A Câmara Municipal de Belo Horizonte (BH) aprovou, em primeiro turno, uma proposta que visa apoiar pessoas em situação de vulnerabilidade social que desejam retornar às suas cidades de origem. A medida, aprovada na última terça-feira, prevê o encaminhamento dessas pessoas a órgãos municipais para viabilizar transporte, suporte logístico para o envio de pertences e auxílio na emissão de documentos necessários para o deslocamento.
A proposta, de autoria do vereador Vile Santos, gerou debates acalorados. Vereadores favoráveis ao projeto argumentam que ele contribui para a resolução de um problema grave na capital mineira, permitindo que indivíduos em situação de rua com laços familiares ou comunitários em outras localidades possam retornar a elas. A prefeitura de Belo Horizonte será responsável por avaliar as solicitações, manter um registro atualizado dos atendimentos e criar uma plataforma online e central telefônica para consultas e solicitações. O vereador Vile Santos baseou sua proposta em uma pesquisa de 2022, que revelou que a maioria das pessoas em situação de rua em BH não são naturais da cidade.

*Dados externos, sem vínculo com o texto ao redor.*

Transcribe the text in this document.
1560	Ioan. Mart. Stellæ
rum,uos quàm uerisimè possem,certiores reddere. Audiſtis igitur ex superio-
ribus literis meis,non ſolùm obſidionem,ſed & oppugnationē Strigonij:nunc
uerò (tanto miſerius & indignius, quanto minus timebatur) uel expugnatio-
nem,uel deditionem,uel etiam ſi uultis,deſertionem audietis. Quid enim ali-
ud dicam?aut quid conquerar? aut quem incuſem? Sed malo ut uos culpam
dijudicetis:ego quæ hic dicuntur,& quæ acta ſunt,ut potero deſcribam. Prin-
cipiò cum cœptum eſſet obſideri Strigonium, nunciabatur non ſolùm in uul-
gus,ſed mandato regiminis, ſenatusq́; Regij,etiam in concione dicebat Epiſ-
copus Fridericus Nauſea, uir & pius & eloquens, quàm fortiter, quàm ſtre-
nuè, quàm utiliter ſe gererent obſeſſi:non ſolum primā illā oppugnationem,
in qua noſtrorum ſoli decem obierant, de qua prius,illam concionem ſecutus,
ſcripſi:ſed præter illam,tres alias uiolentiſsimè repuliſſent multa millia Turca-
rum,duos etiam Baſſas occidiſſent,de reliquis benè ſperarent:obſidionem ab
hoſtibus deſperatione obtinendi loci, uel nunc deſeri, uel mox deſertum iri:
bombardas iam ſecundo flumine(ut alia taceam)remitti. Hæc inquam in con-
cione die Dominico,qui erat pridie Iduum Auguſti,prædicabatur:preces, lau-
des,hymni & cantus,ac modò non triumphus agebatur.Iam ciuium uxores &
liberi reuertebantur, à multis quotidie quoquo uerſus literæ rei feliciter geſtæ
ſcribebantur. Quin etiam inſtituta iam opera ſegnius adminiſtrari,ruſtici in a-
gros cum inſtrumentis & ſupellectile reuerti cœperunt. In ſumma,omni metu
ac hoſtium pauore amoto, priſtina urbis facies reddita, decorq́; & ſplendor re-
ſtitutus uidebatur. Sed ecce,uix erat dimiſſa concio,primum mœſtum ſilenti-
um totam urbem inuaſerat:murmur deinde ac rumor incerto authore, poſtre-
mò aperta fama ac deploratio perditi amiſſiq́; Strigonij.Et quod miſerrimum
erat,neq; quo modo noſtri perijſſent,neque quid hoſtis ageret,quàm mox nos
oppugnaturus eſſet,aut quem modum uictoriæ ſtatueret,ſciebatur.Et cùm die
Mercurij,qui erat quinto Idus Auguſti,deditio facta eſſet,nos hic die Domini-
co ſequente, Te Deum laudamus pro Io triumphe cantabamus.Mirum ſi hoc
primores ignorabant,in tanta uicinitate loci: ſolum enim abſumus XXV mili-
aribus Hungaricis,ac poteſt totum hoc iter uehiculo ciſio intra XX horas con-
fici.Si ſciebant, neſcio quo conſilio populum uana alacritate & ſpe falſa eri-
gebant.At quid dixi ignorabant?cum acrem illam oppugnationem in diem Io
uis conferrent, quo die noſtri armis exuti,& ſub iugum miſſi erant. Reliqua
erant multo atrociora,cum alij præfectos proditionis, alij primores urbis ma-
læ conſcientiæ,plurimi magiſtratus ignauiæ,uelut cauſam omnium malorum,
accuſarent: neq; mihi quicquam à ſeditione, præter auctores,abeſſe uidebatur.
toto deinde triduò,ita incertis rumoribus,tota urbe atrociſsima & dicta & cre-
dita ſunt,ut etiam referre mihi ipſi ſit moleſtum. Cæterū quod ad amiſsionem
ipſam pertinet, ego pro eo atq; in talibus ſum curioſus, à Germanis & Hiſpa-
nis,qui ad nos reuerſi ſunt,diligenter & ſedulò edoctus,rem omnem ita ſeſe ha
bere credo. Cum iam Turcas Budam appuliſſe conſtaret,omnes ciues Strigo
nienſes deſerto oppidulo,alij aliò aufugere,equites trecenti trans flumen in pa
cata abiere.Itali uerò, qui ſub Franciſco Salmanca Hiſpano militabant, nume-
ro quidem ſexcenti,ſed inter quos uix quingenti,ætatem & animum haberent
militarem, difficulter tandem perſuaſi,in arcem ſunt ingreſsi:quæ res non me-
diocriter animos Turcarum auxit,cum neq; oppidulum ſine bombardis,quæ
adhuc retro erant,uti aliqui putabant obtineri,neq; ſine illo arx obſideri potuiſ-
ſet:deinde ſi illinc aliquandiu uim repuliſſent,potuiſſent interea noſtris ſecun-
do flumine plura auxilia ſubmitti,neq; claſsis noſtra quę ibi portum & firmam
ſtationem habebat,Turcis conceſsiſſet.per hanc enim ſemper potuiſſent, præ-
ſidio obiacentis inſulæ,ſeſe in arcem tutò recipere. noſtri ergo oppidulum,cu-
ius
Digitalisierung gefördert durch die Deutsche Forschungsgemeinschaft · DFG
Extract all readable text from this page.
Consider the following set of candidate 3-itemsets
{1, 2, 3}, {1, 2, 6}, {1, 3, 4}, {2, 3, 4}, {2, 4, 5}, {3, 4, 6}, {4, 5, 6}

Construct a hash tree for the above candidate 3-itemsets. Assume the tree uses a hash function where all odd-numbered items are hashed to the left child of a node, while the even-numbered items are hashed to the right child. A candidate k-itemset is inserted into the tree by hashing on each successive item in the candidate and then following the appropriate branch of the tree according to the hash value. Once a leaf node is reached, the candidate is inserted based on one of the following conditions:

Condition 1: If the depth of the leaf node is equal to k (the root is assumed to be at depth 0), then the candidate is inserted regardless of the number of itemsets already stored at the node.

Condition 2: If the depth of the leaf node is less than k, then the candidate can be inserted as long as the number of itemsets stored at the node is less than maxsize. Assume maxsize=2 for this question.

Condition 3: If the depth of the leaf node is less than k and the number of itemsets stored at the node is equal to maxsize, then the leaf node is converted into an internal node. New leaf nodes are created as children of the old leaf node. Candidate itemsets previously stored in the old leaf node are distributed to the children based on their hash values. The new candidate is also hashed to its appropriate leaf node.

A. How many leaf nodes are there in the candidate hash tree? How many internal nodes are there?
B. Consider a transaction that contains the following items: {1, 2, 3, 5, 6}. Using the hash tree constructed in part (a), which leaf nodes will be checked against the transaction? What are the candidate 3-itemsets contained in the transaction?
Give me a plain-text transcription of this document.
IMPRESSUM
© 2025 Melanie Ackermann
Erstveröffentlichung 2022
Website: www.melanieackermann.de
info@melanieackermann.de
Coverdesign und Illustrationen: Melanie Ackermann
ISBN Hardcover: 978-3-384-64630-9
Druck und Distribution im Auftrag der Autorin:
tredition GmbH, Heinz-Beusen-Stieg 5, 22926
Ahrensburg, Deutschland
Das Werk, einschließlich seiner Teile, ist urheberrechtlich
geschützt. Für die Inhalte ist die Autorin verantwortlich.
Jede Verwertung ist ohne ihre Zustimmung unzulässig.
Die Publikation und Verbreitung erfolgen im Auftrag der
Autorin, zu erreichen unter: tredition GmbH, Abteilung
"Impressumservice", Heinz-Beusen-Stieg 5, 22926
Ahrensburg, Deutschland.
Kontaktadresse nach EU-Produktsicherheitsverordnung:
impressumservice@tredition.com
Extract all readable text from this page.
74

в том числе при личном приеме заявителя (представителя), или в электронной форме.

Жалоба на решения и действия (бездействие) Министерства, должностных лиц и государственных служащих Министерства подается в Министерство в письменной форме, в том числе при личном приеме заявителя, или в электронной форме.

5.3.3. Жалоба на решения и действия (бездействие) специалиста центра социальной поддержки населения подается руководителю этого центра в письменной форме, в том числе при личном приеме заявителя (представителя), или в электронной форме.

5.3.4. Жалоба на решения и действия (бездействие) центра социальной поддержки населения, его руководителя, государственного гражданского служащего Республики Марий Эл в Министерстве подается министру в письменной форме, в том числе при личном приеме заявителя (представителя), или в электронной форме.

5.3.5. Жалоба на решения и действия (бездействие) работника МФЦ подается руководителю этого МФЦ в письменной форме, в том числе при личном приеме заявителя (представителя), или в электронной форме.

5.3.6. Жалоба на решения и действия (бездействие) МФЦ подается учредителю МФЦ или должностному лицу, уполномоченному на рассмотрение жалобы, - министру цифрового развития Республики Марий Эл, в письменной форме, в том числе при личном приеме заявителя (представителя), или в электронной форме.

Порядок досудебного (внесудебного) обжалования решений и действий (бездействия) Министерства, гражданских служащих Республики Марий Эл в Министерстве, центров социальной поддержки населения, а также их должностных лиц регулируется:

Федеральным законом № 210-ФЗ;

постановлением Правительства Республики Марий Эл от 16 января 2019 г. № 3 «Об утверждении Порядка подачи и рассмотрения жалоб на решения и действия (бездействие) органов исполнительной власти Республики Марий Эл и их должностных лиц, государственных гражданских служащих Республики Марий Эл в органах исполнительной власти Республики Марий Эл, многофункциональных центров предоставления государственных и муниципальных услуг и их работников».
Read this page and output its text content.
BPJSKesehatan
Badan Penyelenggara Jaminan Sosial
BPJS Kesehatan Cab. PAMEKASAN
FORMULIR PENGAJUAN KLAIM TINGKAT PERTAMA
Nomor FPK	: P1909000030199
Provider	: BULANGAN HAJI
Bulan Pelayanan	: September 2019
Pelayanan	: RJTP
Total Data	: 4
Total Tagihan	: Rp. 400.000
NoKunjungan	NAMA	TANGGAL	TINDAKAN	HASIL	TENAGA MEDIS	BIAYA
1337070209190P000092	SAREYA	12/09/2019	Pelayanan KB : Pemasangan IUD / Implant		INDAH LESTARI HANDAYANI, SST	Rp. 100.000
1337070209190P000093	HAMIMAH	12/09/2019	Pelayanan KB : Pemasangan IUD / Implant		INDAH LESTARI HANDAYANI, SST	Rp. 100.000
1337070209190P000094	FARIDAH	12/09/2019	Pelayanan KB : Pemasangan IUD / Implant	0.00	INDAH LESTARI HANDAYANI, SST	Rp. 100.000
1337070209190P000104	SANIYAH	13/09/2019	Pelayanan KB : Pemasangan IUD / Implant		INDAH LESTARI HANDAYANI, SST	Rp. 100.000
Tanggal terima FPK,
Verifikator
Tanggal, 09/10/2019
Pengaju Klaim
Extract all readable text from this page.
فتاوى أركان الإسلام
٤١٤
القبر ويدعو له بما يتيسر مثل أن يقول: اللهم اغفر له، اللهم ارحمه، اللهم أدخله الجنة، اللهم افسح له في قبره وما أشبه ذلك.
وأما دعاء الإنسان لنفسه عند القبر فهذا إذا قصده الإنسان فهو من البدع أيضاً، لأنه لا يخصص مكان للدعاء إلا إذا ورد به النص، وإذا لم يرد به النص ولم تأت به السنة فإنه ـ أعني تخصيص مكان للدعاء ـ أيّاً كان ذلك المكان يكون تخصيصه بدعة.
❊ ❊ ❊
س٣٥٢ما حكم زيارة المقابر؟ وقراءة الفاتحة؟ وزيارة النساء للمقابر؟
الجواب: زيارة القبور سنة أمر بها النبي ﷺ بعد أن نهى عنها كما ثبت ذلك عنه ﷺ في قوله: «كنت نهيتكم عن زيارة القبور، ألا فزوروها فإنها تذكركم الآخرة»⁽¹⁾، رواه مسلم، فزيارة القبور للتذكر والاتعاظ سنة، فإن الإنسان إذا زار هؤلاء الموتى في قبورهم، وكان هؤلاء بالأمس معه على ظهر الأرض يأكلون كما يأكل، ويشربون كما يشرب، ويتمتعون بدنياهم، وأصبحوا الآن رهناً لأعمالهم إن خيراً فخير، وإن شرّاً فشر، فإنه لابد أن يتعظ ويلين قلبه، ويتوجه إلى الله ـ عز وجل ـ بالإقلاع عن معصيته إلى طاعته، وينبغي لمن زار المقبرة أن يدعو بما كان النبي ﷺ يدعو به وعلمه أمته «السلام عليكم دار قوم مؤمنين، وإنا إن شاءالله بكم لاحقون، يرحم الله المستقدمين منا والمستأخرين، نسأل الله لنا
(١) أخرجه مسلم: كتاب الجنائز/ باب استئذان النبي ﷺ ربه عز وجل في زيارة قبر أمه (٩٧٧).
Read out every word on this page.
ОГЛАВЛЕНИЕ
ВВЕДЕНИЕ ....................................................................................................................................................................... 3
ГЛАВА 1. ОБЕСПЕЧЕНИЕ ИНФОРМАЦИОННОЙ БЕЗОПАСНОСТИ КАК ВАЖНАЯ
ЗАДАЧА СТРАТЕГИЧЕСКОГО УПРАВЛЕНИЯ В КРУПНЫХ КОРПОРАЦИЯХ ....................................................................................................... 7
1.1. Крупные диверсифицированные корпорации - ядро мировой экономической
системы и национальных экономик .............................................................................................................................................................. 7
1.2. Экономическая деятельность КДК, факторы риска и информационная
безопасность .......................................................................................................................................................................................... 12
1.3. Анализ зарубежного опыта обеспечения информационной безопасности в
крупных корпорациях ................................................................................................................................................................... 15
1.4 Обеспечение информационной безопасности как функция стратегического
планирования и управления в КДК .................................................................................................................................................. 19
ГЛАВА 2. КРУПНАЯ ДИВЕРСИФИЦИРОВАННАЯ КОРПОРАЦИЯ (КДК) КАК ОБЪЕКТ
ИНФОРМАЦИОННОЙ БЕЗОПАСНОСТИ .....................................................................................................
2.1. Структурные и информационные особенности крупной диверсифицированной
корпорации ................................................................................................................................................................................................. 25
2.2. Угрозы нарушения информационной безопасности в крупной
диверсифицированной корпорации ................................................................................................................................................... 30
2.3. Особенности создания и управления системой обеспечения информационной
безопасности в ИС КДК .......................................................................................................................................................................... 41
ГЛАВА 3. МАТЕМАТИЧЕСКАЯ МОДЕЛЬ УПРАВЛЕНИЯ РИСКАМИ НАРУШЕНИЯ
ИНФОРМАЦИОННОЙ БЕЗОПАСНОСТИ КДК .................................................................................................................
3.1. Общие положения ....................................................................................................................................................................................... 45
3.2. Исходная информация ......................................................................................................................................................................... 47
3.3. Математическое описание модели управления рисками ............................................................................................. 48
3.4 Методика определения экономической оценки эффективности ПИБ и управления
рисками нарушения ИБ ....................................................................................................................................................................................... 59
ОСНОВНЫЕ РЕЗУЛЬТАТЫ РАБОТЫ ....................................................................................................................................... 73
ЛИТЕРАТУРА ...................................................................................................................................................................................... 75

Em contrapartida, o vereador Pedro Patrus se opôs ao projeto, argumentando que a capital já possui políticas dedicadas a migrantes através do Sistema Único de Assistência Social (Suas). Ele defendeu a necessidade de ampliar políticas públicas em vez de criminalizar a população mais pobre.
Além do projeto de apoio ao retorno, a Câmara Municipal também aprovou, em primeira votação, o PL que cria o endereço social para pessoas em situação de rua. Essa medida visa fornecer um local para que essas pessoas possam receber correspondências e encomendas, além de utilizar o endereço em currículos e cadastros sociais. Para aderir ao programa, os interessados deverão comprovar sua situação de rua e fornecer informações pessoais.
Os dois projetos de lei agora retornarão às comissões para análise de emendas. Para serem aprovados em definitivo e seguirem para sanção ou veto do Executivo, precisam do voto favorável da maioria dos parlamentares, equivalente a 21 dos 41 vereadores. As emendas serão analisadas pelas comissões de Legislação e Justiça; de Direitos Humanos, Habitação, Igualdade Racial e Defesa do Consumidor; de Administração Pública e Segurança Pública; e de Orçamento e Finanças Públicas.